Nobel Peace Prize laureate Jimmy Carter proposed a plan Tuesday to lead Venezuela to elections and end a 51-day-old strike against President Hugo Chavez, which has dramatically cut production in the No. 5 oil-exporting country.

Carter's ideas were the first concrete proposals to emerge from more than two months of talks between the government and Venezuela's opposition, which called the strike to demand early elections or Chavez's resignation.

Both Chavez and opposition leaders reacted cautiously, saying they merited study.

Carter said the first plan would amend Venezuela's constitution to shorten presidential and legislative terms of office and stage early general elections.

It calls for Venezuela's opposition to end the strike and for the government, which has a congressional majority, to move quickly on changing the constitution. Amending the constitution requires the approval of congress and a popular referendum.

Chavez said Tuesday he told Carter he would respect any constitutional changes. "If the people were to decide it should be four years ... I have no problem with that," Chavez said.

Carter's second plan calls for both sides to prepare for a binding recall referendum on Chavez's presidency in August, the midpoint of Chavez's six-year term. Venezuela's constitution allows such a vote.

"We've been pleased with the reception we've had from both the government and the opposition," Carter said at a news conference before leaving Venezuela. "My opinion is that both sides want to end an impasse that is destroying the economy."

Oil provides 70 percent of export earnings and a third of Venezuela's $100 billion gross domestic product. It is a top supplier to the United States. Venezuela's output stands at about 627,000 barrels a day, compared to 3 million before the strike, according to strike leaders. The government claims production is at at least 800,000 barrels a day.

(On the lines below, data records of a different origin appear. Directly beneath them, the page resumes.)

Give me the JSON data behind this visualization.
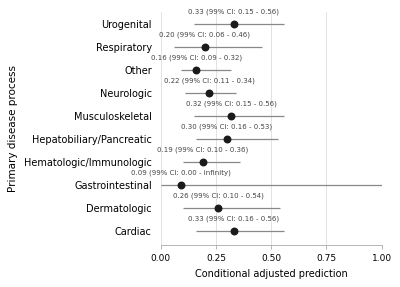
{
  "categories": [
    "Urogenital",
    "Respiratory",
    "Other",
    "Neurologic",
    "Musculoskeletal",
    "Hepatobiliary/Pancreatic",
    "Hematologic/Immunologic",
    "Gastrointestinal",
    "Dermatologic",
    "Cardiac"
  ],
  "estimates": [
    0.33,
    0.2,
    0.16,
    0.22,
    0.32,
    0.3,
    0.19,
    0.09,
    0.26,
    0.33
  ],
  "ci_low": [
    0.15,
    0.06,
    0.09,
    0.11,
    0.15,
    0.16,
    0.1,
    0.0,
    0.1,
    0.16
  ],
  "ci_high": [
    0.56,
    0.46,
    0.32,
    0.34,
    0.56,
    0.53,
    0.36,
    1.0,
    0.54,
    0.56
  ],
  "annotations": [
    "0.33 (99% CI: 0.15 - 0.56)",
    "0.20 (99% CI: 0.06 - 0.46)",
    "0.16 (99% CI: 0.09 - 0.32)",
    "0.22 (99% CI: 0.11 - 0.34)",
    "0.32 (99% CI: 0.15 - 0.56)",
    "0.30 (99% CI: 0.16 - 0.53)",
    "0.19 (99% CI: 0.10 - 0.36)",
    "0.09 (99% CI: 0.00 - infinity)",
    "0.26 (99% CI: 0.10 - 0.54)",
    "0.33 (99% CI: 0.16 - 0.56)"
  ],
  "ann_x_positions": [
    0.33,
    0.2,
    0.16,
    0.22,
    0.32,
    0.3,
    0.19,
    0.09,
    0.26,
    0.33
  ],
  "xlim": [
    0.0,
    1.0
  ],
  "xticks": [
    0.0,
    0.25,
    0.5,
    0.75,
    1.0
  ],
  "xtick_labels": [
    "0.00",
    "0.25",
    "0.50",
    "0.75",
    "1.00"
  ],
  "xlabel": "Conditional adjusted prediction",
  "ylabel": "Primary disease process",
  "dot_color": "#1a1a1a",
  "line_color": "#888888",
  "grid_color": "#dddddd",
  "bg_color": "#ffffff",
  "annotation_fontsize": 5.0,
  "label_fontsize": 7.0,
  "ylabel_fontsize": 7.5,
  "tick_fontsize": 6.5,
  "dot_size": 22
}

Opposition negotiator Alejandro Armas welcomed Carter's proposals.

A key point is the fate of workers at Venezuela's state owned oil monopoly, Petroleos de Venezuela S.A. Some 30,000 of 40,000 workers are striking. Chavez has fired more than 1,000.

Carter said his proposal would have strikers return to work but allow the government to prosecute anyone accused of sabotaging equipment.

Some analysts say Venezuela's economy, which shrank by an estimated 8 percent in 2002, could contract by as much as 40 percent in the first quarter of 2003. Gasoline and many foods have become scarce. Factories have closed and multinationals have evacuated personnel for security reasons.

Venezuela's opposition, which called the strike Dec. 2, has insisted that Venezuela is too polarized over Chavez's leftist polices to wait until August for an election.

But labor leader Carlos Ortega suggested Tuesday there were differences among opposition leaders over when to end the strike. "The strike is out of our hands," he said, speaking of his Venezuelan Workers Confederation, one of dozens of groups behind the strike.

Chavez, 48, was elected in 1998 and re-elected in 2000 on promises to help Venezuela's majority poor. Constant political unrest has contributed to 17 percent unemployment, 30 percent inflation and a weakening currency, which reached a record low of 1,853 to the U.S. dollar Tuesday.

Oil prices declined Tuesday after some harbor pilots in western Venezuela's oil-rich Maracaibo Lake returned to work. The action could increase exports. Foreign-flagged tankers refused to enter ports staffed by unqualified pilots and dockworkers.

Diplomats from the "Friends of Venezuela," grouping Brazil, Chile, Mexico, Portugal, Spain and the United States, will hold their first meeting at the Organization of American States in Washington on Friday.

"The group will not be changed," Carter said. "It's a group of very influential countries that can help ensure that any agreement will be honored."

Venezuela's National Elections Council, after accepting an opposition petition, agreed to organize a Feb. 2 nonbinding referendum to ask citizens if Chavez should resign. Chavez has refused to fund the vote and is challenging its legality before the Supreme Court.